There’s a whole worldview in this one dense sentence, so let’s take a moment. The traditional definition of death is “the separation of the soul from the body.” The soul (Latin, anima) is the animating principle, the life force. The immortal, immaterial soul brings life to the mortal, material body. We see this belief way back in the Book of Genesis, when God formed the body of Adam out of the dust of the earth “and breathed into his nostrils the breath of life; and man became a living being”— or “living soul” in some translations (Gen 2:7). In either case, there is a distinction between the material body and the spiritual soul. Flesh and bone cannot move on their own; they need “the breath of life.”
But can the soul exist without the body? This is the question of our day. We can all agree that some sort of separation takes place in death. Call it the separation of soul from body or life force from flesh. Even a good atheist can admit this. But does that life force continue after death?

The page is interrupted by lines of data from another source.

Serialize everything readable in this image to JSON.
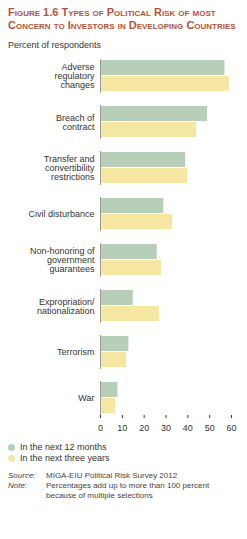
{
  "chart_data": {
    "type": "bar",
    "orientation": "horizontal",
    "title": "Figure 1.6 Types of Political Risk of most Concern to Investors in Developing Countries",
    "subtitle": "Percent of respondents",
    "categories": [
      "Adverse regulatory changes",
      "Breach of contract",
      "Transfer and convertibility restrictions",
      "Civil disturbance",
      "Non-honoring of government guarantees",
      "Expropriation/nationalization",
      "Terrorism",
      "War"
    ],
    "series": [
      {
        "name": "In the next 12 months",
        "color": "#b7cfb9",
        "values": [
          57,
          49,
          39,
          29,
          26,
          15,
          13,
          8
        ]
      },
      {
        "name": "In the next three years",
        "color": "#f5e6a2",
        "values": [
          59,
          44,
          40,
          33,
          28,
          27,
          12,
          7
        ]
      }
    ],
    "xlim": [
      0,
      60
    ],
    "xticks": [
      0,
      10,
      20,
      30,
      40,
      50,
      60
    ],
    "legend": "bottom",
    "footnotes": [
      {
        "label": "Source:",
        "text": "MIGA-EIU Political Risk Survey 2012"
      },
      {
        "label": "Note:",
        "text": "Percentages add up to more than 100 percent because of multiple selections"
      }
    ]
  }
}
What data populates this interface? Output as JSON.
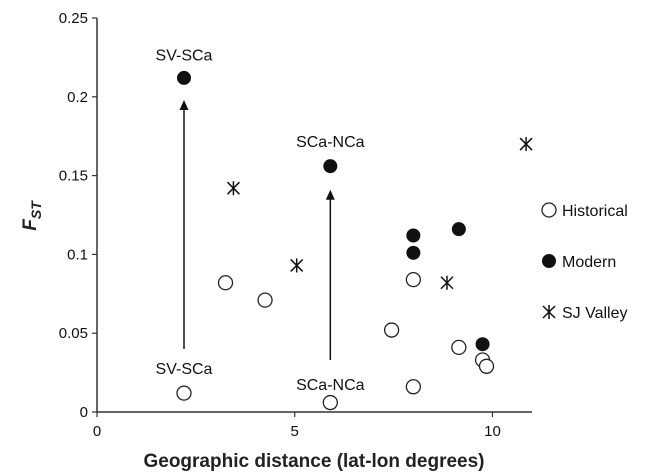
{
  "chart_data": {
    "type": "scatter",
    "title": "",
    "xlabel": "Geographic distance (lat-lon degrees)",
    "ylabel_main": "F",
    "ylabel_sub": "ST",
    "xlim": [
      0,
      11
    ],
    "ylim": [
      0,
      0.25
    ],
    "x_ticks": [
      0,
      5,
      10
    ],
    "y_ticks": [
      0,
      0.05,
      0.1,
      0.15,
      0.2,
      0.25
    ],
    "x_tick_labels": [
      "0",
      "5",
      "10"
    ],
    "y_tick_labels": [
      "0",
      "0.05",
      "0.1",
      "0.15",
      "0.2",
      "0.25"
    ],
    "grid": false,
    "legend_position": "right",
    "series": [
      {
        "name": "Historical",
        "marker": "open-circle",
        "points": [
          {
            "x": 2.2,
            "y": 0.012
          },
          {
            "x": 3.25,
            "y": 0.082
          },
          {
            "x": 4.25,
            "y": 0.071
          },
          {
            "x": 5.9,
            "y": 0.006
          },
          {
            "x": 7.45,
            "y": 0.052
          },
          {
            "x": 8.0,
            "y": 0.084
          },
          {
            "x": 8.0,
            "y": 0.016
          },
          {
            "x": 9.15,
            "y": 0.041
          },
          {
            "x": 9.75,
            "y": 0.033
          },
          {
            "x": 9.85,
            "y": 0.029
          }
        ]
      },
      {
        "name": "Modern",
        "marker": "filled-circle",
        "points": [
          {
            "x": 2.2,
            "y": 0.212
          },
          {
            "x": 5.9,
            "y": 0.156
          },
          {
            "x": 8.0,
            "y": 0.112
          },
          {
            "x": 8.0,
            "y": 0.101
          },
          {
            "x": 9.15,
            "y": 0.116
          },
          {
            "x": 9.75,
            "y": 0.043
          }
        ]
      },
      {
        "name": "SJ Valley",
        "marker": "star",
        "points": [
          {
            "x": 3.45,
            "y": 0.142
          },
          {
            "x": 5.05,
            "y": 0.093
          },
          {
            "x": 8.85,
            "y": 0.082
          },
          {
            "x": 10.85,
            "y": 0.17
          }
        ]
      }
    ],
    "arrows": [
      {
        "x": 2.2,
        "y_from": 0.04,
        "y_to": 0.198
      },
      {
        "x": 5.9,
        "y_from": 0.033,
        "y_to": 0.141
      }
    ],
    "annotations": [
      {
        "text": "SV-SCa",
        "x": 2.2,
        "y": 0.223
      },
      {
        "text": "SCa-NCa",
        "x": 5.9,
        "y": 0.168
      },
      {
        "text": "SV-SCa",
        "x": 2.2,
        "y": 0.024
      },
      {
        "text": "SCa-NCa",
        "x": 5.9,
        "y": 0.014
      }
    ]
  }
}
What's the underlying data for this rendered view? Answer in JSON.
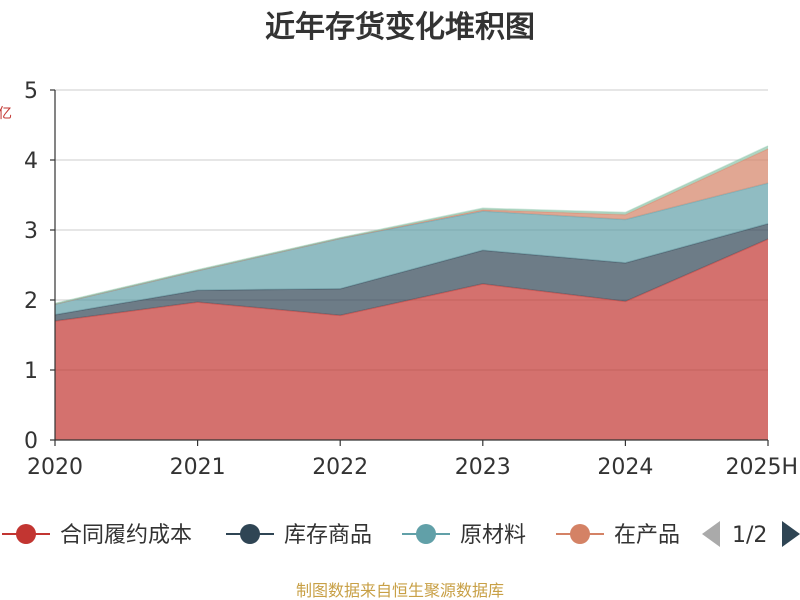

Or does it need the body, a material host, to exist?
The Catechism says that the body decays while the soul continues to live in God’s presence, to be reunited in the resurrection. Indeed, life after death has been the faith, the great hope, of the Christian world for two millennia. It makes the slings and arrows, the betrayals and disappointments of this life more bearable. It is the strength of martyrs and the deterrent of suicides, as well as the seedbed of societal and self-improvement. When people begin to dismiss or diminish the possibility of life after death, they not only abandon hope for the eternal; their perspective on the present moment narrows. If you think this life is all there is, you’re like a pilot who loses the horizon. You’re not sure where you are or where you’re going.
When a culture sheds belief in the hereafter, it gets pretty much what we see in our COVID moment: an obsession with present needs and bodily health that distorts our assessment of other goods in life. If nothing lasts and we all become dust, why plan or build or improve? Why care about the future or respect the past? Why not wreck the economy for our children and smash statues of our ancestors?
The spread and spikes of our COVID moment will pass, and we’ll be left to choose our lesson and direction. Will fear of illness and death cause us to lose the horizon as we cling at all costs to a lockdown mentality? Or will our enhanced sense of mortality prompt us to see every day as a gift, infused with meaning and purpose, for this life and the next?